Il ruolo dell’agricoltura nella produzione di metano

Che ruolo hanno l’agricoltura e la zootecnia nella produzione di metano?
Leggiamo sempre nella pubblicazione di Cavicchioli et al.: “Il riso nutre metà della popolazione mondiale e le risaie contribuiscono al 20% delle emissioni agricole di metano, nonostante coprano solo il 10% della terra coltivabile. Si prevede che i cambiamenti climatici antropogenici raddoppieranno le emissioni di metano derivanti dalla produzione di riso entro la fine del secolo. I ruminanti sono la più grande fonte di emissioni antropogeniche di CH4, con un’impronta di carbonio da 19 a 48 volte maggiore per la produzione di carne di ruminanti rispetto agli alimenti vegetali ad alto contenuto proteico.
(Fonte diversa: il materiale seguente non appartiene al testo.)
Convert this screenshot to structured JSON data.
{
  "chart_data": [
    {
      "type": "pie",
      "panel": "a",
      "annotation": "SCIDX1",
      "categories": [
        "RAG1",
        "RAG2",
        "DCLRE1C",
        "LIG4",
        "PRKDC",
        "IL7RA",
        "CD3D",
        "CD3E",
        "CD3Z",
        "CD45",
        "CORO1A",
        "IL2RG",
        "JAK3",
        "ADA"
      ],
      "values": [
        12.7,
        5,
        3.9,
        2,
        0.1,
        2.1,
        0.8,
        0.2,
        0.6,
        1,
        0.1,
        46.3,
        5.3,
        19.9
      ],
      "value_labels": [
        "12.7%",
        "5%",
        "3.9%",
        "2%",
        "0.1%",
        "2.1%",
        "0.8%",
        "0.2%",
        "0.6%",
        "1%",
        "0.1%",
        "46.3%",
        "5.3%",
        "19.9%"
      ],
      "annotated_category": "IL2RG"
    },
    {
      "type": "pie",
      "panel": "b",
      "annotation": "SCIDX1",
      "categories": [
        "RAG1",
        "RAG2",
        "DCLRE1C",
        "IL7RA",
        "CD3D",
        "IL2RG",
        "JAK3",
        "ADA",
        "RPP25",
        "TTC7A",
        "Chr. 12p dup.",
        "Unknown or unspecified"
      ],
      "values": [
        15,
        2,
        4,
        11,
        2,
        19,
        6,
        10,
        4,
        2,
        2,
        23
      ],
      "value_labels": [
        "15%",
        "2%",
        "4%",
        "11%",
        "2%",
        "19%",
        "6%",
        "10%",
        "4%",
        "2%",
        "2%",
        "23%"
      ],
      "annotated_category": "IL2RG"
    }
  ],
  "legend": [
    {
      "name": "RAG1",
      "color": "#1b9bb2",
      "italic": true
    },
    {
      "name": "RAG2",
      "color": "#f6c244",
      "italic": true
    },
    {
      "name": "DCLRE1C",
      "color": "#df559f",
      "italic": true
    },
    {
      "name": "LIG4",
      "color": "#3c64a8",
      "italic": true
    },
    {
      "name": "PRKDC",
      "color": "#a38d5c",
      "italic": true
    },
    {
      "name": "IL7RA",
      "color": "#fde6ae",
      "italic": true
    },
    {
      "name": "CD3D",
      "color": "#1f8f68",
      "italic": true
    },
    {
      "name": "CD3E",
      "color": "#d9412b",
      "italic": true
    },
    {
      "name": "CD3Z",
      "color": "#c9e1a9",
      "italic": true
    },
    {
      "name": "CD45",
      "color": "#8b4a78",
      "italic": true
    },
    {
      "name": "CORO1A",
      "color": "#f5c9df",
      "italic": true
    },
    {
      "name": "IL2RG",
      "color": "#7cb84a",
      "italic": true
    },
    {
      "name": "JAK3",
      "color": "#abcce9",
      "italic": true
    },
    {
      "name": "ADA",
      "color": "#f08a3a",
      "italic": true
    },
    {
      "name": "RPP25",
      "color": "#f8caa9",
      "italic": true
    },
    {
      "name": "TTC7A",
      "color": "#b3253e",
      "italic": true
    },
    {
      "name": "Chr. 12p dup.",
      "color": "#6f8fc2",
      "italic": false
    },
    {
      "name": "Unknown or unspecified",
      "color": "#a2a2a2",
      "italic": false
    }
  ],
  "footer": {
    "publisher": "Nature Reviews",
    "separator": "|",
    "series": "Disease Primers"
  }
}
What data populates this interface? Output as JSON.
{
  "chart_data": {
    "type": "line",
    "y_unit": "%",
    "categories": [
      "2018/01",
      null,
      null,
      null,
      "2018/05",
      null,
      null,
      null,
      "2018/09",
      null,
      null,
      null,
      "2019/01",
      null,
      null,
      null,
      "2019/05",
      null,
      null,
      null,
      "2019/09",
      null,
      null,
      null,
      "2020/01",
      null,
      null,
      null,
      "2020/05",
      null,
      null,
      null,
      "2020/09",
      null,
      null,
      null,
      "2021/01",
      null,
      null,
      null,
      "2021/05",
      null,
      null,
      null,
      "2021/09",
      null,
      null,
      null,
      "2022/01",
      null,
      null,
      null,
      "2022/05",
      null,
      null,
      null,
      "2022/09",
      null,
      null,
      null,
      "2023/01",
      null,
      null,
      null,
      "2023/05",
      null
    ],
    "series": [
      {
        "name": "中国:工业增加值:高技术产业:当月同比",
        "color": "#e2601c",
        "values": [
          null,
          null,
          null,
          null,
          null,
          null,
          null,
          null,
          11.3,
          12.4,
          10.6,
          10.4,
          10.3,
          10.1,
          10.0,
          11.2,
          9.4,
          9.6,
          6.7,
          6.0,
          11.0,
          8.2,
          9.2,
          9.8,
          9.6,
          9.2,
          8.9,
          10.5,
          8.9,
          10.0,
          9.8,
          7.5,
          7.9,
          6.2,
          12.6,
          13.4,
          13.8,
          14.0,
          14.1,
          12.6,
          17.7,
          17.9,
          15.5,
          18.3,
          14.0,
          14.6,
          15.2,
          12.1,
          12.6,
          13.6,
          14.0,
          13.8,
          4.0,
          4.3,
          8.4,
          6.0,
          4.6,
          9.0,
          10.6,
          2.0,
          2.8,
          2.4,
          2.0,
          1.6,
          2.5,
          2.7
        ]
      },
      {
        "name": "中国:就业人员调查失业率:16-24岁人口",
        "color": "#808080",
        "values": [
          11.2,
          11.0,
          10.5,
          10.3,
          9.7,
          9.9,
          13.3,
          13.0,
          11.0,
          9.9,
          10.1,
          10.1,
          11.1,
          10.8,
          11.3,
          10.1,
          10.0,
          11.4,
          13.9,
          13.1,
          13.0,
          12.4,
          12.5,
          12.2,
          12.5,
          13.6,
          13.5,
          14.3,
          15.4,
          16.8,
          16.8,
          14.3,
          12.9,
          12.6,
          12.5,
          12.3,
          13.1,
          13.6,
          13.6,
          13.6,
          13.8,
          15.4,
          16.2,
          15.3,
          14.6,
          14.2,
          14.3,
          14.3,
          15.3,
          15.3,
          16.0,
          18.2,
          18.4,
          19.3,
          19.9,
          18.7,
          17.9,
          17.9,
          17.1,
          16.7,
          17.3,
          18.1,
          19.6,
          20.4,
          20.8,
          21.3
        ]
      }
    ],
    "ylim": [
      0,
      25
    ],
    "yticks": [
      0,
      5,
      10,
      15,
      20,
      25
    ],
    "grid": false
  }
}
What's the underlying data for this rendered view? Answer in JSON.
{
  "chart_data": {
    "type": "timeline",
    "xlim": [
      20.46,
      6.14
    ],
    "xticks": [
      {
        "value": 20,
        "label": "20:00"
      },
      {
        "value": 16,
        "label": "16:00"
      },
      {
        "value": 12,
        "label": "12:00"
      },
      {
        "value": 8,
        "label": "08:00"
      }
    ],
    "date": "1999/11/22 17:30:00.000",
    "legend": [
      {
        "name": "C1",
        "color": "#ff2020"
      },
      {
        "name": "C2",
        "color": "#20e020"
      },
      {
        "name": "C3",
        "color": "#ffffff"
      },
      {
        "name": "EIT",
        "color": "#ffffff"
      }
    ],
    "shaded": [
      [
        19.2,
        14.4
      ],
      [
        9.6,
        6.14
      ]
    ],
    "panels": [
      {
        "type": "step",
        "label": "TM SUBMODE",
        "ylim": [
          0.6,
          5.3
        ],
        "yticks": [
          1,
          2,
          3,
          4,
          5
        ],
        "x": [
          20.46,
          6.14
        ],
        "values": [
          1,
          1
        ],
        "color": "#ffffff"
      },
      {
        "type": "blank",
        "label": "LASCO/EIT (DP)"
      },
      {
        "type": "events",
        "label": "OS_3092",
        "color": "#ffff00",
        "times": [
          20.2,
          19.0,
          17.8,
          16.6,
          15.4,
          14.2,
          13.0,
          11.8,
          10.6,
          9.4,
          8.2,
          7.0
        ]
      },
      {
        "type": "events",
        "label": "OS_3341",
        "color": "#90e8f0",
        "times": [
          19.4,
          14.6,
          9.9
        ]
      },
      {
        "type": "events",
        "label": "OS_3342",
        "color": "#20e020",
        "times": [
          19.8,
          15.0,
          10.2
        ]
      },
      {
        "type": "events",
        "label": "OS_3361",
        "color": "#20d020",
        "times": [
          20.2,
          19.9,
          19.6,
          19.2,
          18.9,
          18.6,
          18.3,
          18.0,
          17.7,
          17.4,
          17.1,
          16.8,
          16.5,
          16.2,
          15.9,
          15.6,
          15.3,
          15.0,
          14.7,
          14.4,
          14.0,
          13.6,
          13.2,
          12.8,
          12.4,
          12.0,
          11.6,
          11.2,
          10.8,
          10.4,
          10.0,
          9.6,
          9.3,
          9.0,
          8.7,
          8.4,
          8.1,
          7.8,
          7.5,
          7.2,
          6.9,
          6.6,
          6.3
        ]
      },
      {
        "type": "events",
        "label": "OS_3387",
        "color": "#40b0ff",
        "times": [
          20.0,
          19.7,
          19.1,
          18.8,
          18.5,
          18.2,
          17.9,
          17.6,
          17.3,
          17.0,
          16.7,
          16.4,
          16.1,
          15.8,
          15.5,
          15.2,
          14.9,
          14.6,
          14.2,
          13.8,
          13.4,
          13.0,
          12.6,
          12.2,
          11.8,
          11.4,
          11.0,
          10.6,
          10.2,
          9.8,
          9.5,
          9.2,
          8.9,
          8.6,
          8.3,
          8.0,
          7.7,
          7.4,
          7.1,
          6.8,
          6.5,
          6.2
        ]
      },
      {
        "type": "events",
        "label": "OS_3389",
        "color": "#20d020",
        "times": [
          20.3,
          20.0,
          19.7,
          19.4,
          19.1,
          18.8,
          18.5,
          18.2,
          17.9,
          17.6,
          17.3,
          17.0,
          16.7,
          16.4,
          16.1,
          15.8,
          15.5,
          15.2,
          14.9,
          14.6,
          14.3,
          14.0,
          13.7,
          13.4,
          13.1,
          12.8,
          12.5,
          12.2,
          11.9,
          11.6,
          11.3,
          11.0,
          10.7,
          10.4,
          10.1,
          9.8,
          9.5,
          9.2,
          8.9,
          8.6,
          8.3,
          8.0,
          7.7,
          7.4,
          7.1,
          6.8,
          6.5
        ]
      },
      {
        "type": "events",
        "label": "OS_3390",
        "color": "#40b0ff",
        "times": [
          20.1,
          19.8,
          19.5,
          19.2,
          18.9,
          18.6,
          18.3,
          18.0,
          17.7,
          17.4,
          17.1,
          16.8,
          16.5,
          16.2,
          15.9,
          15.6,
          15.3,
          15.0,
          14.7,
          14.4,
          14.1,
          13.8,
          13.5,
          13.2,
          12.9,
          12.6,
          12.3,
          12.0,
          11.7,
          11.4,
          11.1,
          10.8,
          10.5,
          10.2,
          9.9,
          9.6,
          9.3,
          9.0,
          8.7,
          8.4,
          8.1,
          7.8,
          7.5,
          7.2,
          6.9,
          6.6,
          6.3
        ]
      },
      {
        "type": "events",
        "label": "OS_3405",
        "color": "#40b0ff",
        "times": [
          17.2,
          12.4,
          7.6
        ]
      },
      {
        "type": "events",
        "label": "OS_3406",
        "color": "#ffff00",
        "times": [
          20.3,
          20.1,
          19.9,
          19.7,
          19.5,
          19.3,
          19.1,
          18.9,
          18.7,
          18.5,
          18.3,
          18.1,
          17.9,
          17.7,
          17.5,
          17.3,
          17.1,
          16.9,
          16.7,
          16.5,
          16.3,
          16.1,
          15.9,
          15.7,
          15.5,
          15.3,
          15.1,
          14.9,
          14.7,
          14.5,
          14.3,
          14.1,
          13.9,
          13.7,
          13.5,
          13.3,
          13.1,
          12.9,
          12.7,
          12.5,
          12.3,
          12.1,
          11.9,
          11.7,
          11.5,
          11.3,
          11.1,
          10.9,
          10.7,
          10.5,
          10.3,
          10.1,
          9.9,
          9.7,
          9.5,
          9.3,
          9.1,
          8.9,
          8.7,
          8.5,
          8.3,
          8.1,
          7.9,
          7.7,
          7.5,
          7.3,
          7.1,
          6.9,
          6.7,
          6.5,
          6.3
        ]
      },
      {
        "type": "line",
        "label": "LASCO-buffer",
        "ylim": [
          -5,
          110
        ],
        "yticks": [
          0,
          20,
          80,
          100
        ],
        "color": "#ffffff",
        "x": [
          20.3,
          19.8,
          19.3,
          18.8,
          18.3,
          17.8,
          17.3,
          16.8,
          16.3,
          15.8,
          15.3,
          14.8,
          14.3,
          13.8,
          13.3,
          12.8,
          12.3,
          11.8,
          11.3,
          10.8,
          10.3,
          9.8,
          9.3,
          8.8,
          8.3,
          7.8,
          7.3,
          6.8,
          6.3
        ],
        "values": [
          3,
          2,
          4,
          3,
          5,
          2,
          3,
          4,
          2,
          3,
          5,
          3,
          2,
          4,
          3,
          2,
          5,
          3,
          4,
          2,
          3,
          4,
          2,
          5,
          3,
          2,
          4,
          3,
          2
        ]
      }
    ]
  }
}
Anche la produzione di carne da animali non ruminanti (come maiali, pollame e pesce) produce una quantità di metano da 3 a 10 volte superiore rispetto agli alimenti vegetali ad alto contenuto proteico”.

Attenzione alle semplificazioni

Questo breve approfondimento ha lo scopo di aprire una finestra sulla complessità delle relazioni e degli equilibri che entrano in gioco quando si parla di cambio climatico e agricoltura, nel caso specifico di funzioni svolte da alcuni microrganismi (patogeni e non) nelle produzioni alimentari.
La conoscenza di questi equilibri, oltre ad accrescere la consapevolezza dell’opinione pubblica sui temi legati alla sostenibilità in agricoltura, aiuta a comprendere il ruolo strategico del settore primario nelle azioni di mitigazione e di adattamento al cambio climatico.